I love your posts Terry they are so full of sense. Have you thought about training in this field? You have a wealth of knowledge.

good for you!!!!

Catalyst
11-10-16, 18:42
Even if you firmly believe in another life after death, I don't think how you feel about leaving this one necessarily changes. We want to hold onto those that are dear to us, just as we want to stay here with them as long as possible. That's human nature, regardless of what you believe happens when we die. Having a faith may have a bearing on the peace you feel about death generally, but I think it's always going to be hard when you think about leaving your loved ones. My grandfather was a fervent believer and had "complete confidence" about the day he would leave this life and "meet his maker", but that's not to say that he didn't feel sadness towards the end about leaving us. I guess atheists can be just as 'at peace' about death too - it's the 'missing out' part that's hard, or the 'how will they cope without me?' So, I think the important thing is to make the most of the present - making memories and experiencing as much as this life has to offer. :)

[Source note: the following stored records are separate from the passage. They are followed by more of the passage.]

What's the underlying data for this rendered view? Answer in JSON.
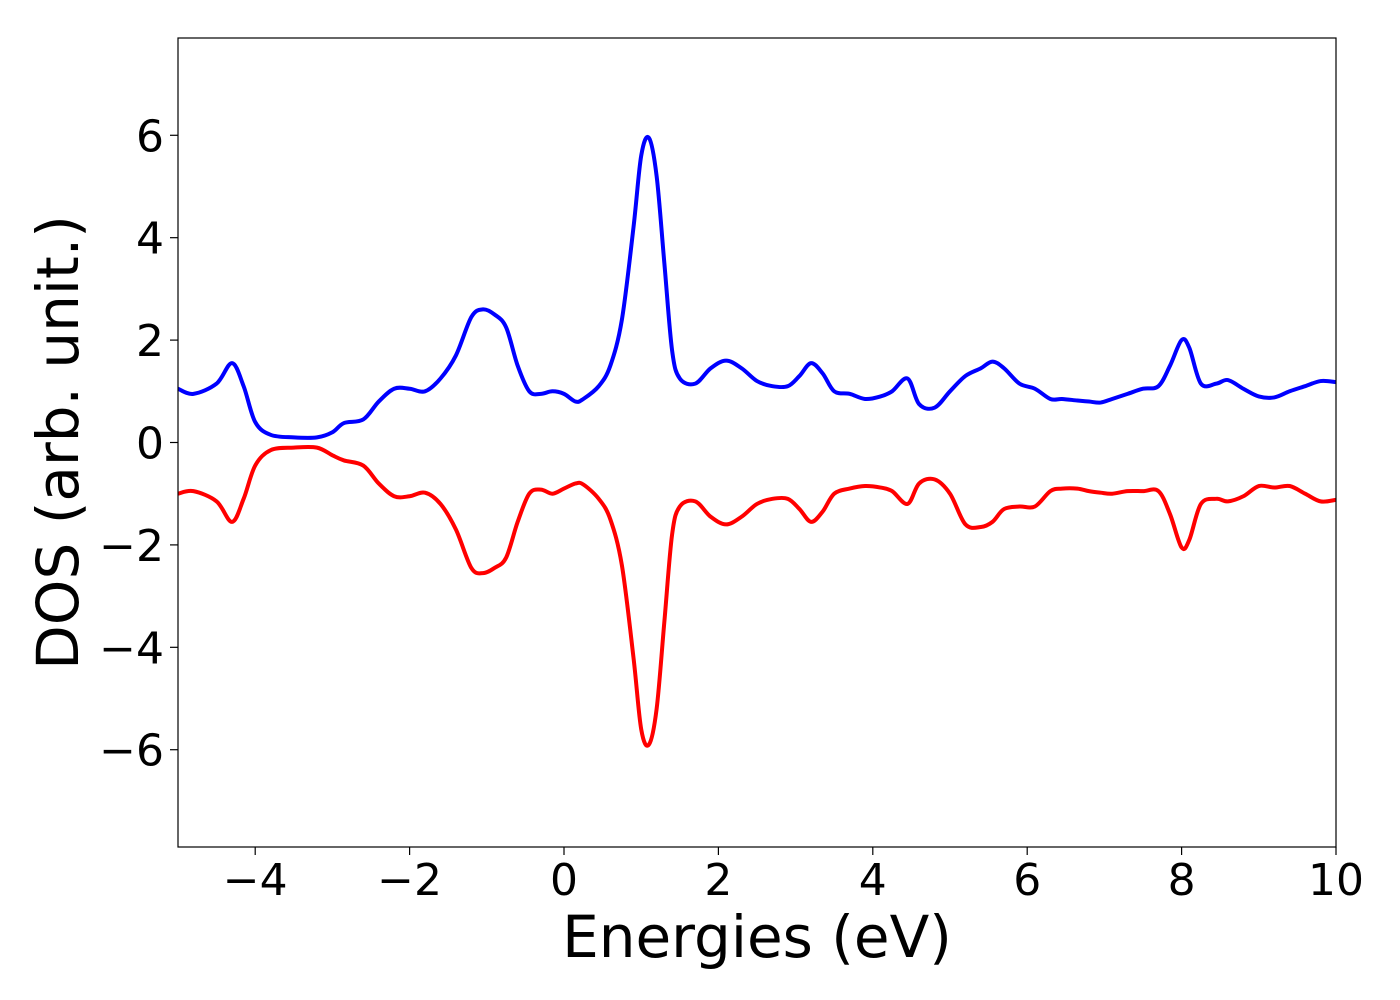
{
  "chart_data": {
    "type": "line",
    "xlabel": "Energies (eV)",
    "ylabel": "DOS (arb. unit.)",
    "xlim": [
      -5,
      10
    ],
    "ylim": [
      -7.9,
      7.9
    ],
    "xticks": [
      -4,
      -2,
      0,
      2,
      4,
      6,
      8,
      10
    ],
    "xtick_labels": [
      "−4",
      "−2",
      "0",
      "2",
      "4",
      "6",
      "8",
      "10"
    ],
    "yticks": [
      -6,
      -4,
      -2,
      0,
      2,
      4,
      6
    ],
    "ytick_labels": [
      "−6",
      "−4",
      "−2",
      "0",
      "2",
      "4",
      "6"
    ],
    "grid": false,
    "series": [
      {
        "color": "#0000ff",
        "x": [
          -5.0,
          -4.8,
          -4.5,
          -4.3,
          -4.15,
          -4.0,
          -3.8,
          -3.5,
          -3.2,
          -3.0,
          -2.85,
          -2.6,
          -2.4,
          -2.2,
          -2.0,
          -1.8,
          -1.6,
          -1.4,
          -1.2,
          -1.05,
          -0.9,
          -0.75,
          -0.6,
          -0.45,
          -0.3,
          -0.15,
          0.0,
          0.15,
          0.25,
          0.45,
          0.6,
          0.75,
          0.9,
          1.0,
          1.1,
          1.2,
          1.3,
          1.4,
          1.5,
          1.7,
          1.9,
          2.1,
          2.3,
          2.5,
          2.7,
          2.9,
          3.05,
          3.2,
          3.35,
          3.5,
          3.7,
          3.9,
          4.1,
          4.25,
          4.45,
          4.6,
          4.8,
          5.0,
          5.2,
          5.4,
          5.55,
          5.7,
          5.9,
          6.1,
          6.3,
          6.45,
          6.65,
          6.8,
          6.95,
          7.1,
          7.3,
          7.5,
          7.7,
          7.85,
          8.0,
          8.1,
          8.25,
          8.45,
          8.6,
          8.8,
          9.0,
          9.2,
          9.4,
          9.6,
          9.8,
          10.0
        ],
        "values": [
          1.05,
          0.95,
          1.15,
          1.55,
          1.1,
          0.4,
          0.15,
          0.1,
          0.1,
          0.2,
          0.38,
          0.45,
          0.8,
          1.05,
          1.05,
          1.0,
          1.25,
          1.7,
          2.45,
          2.6,
          2.5,
          2.25,
          1.5,
          1.0,
          0.95,
          1.0,
          0.95,
          0.8,
          0.85,
          1.1,
          1.5,
          2.4,
          4.2,
          5.6,
          5.95,
          5.2,
          3.5,
          1.8,
          1.25,
          1.15,
          1.45,
          1.6,
          1.45,
          1.2,
          1.1,
          1.1,
          1.3,
          1.55,
          1.35,
          1.0,
          0.95,
          0.85,
          0.9,
          1.0,
          1.25,
          0.75,
          0.68,
          1.0,
          1.3,
          1.45,
          1.58,
          1.45,
          1.15,
          1.05,
          0.85,
          0.85,
          0.82,
          0.8,
          0.78,
          0.85,
          0.95,
          1.05,
          1.1,
          1.5,
          2.0,
          1.85,
          1.15,
          1.15,
          1.22,
          1.05,
          0.9,
          0.88,
          1.0,
          1.1,
          1.2,
          1.18
        ]
      },
      {
        "color": "#ff0000",
        "x": [
          -5.0,
          -4.8,
          -4.5,
          -4.3,
          -4.15,
          -4.0,
          -3.8,
          -3.5,
          -3.2,
          -3.0,
          -2.85,
          -2.6,
          -2.4,
          -2.2,
          -2.0,
          -1.8,
          -1.6,
          -1.4,
          -1.2,
          -1.05,
          -0.9,
          -0.75,
          -0.6,
          -0.45,
          -0.3,
          -0.15,
          0.0,
          0.15,
          0.25,
          0.45,
          0.6,
          0.75,
          0.9,
          1.0,
          1.1,
          1.2,
          1.3,
          1.4,
          1.5,
          1.7,
          1.9,
          2.1,
          2.3,
          2.5,
          2.7,
          2.9,
          3.05,
          3.2,
          3.35,
          3.5,
          3.7,
          3.9,
          4.1,
          4.25,
          4.45,
          4.6,
          4.8,
          5.0,
          5.2,
          5.4,
          5.55,
          5.7,
          5.9,
          6.1,
          6.3,
          6.45,
          6.65,
          6.8,
          6.95,
          7.1,
          7.3,
          7.5,
          7.7,
          7.85,
          8.0,
          8.1,
          8.25,
          8.45,
          8.6,
          8.8,
          9.0,
          9.2,
          9.4,
          9.6,
          9.8,
          10.0
        ],
        "values": [
          -1.0,
          -0.95,
          -1.15,
          -1.55,
          -1.1,
          -0.45,
          -0.15,
          -0.1,
          -0.1,
          -0.25,
          -0.35,
          -0.45,
          -0.8,
          -1.05,
          -1.05,
          -0.98,
          -1.2,
          -1.7,
          -2.45,
          -2.55,
          -2.45,
          -2.25,
          -1.55,
          -1.0,
          -0.92,
          -1.0,
          -0.9,
          -0.8,
          -0.82,
          -1.1,
          -1.5,
          -2.4,
          -4.2,
          -5.6,
          -5.9,
          -5.2,
          -3.5,
          -1.8,
          -1.25,
          -1.15,
          -1.45,
          -1.6,
          -1.45,
          -1.2,
          -1.1,
          -1.1,
          -1.3,
          -1.55,
          -1.35,
          -1.0,
          -0.9,
          -0.85,
          -0.88,
          -0.95,
          -1.2,
          -0.8,
          -0.72,
          -1.0,
          -1.6,
          -1.65,
          -1.55,
          -1.3,
          -1.25,
          -1.25,
          -0.95,
          -0.9,
          -0.9,
          -0.95,
          -0.98,
          -1.0,
          -0.95,
          -0.95,
          -0.95,
          -1.4,
          -2.05,
          -1.9,
          -1.2,
          -1.1,
          -1.15,
          -1.05,
          -0.85,
          -0.88,
          -0.85,
          -1.0,
          -1.15,
          -1.12
        ]
      }
    ]
  }
}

*Disclaimer - I do have a faith, but I still worry!

paranoid-viking
11-10-16, 19:42
I wish I had a faith; that I could feel like others that my destiny would be in the hand of God who would look after me. I am not an atheist; but i honsestly dont know what to believe. I hope there is something beyond the foreign and frightening land we known as death; which so far no one has returned from to give us a report.

dale12345
11-10-16, 22:04
Even if you firmly believe in another life after death, I don't think how you feel about leaving this one necessarily changes. We want to hold onto those that are dear to us, just as we want to stay here with them as long as possible. That's human nature, regardless of what you believe happens when we die. Having a faith may have a bearing on the peace you feel about death generally, but I think it's always going to be hard when you think about leaving your loved ones. My grandfather was a fervent believer and had "complete confidence" about the day he would leave this life and "meet his maker", but that's not to say that he didn't feel sadness towards the end about leaving us. I guess atheists can be just as 'at peace' about death too - it's the 'missing out' part that's hard, or the 'how will they cope without me?' So, I think the important thing is to make the most of the present - making memories and experiencing as much as this life has to offer. :)

*Disclaimer - I do have a faith, but I still worry!
The funny thing about health anxiety is sometimes I am so scared of dying I forget to live.

---------- Post added at 21:04 ---------- Previous post was at 18:49 ----------

But thanks to everybody who responded.

Leafers
12-10-16, 07:12
Sometimes we get so afraid of dying we kill the part of us that enjoys living in which we dwell in the thought of death. Health Anxiety takes a part of us away, but we have to fight it for that part back. Glad to see you've been improving though and most causes of health anxiety for you if not all were dismissed.

dale12345
12-10-16, 21:08
I am trying just like everyone else, I think the Luvox is helping some.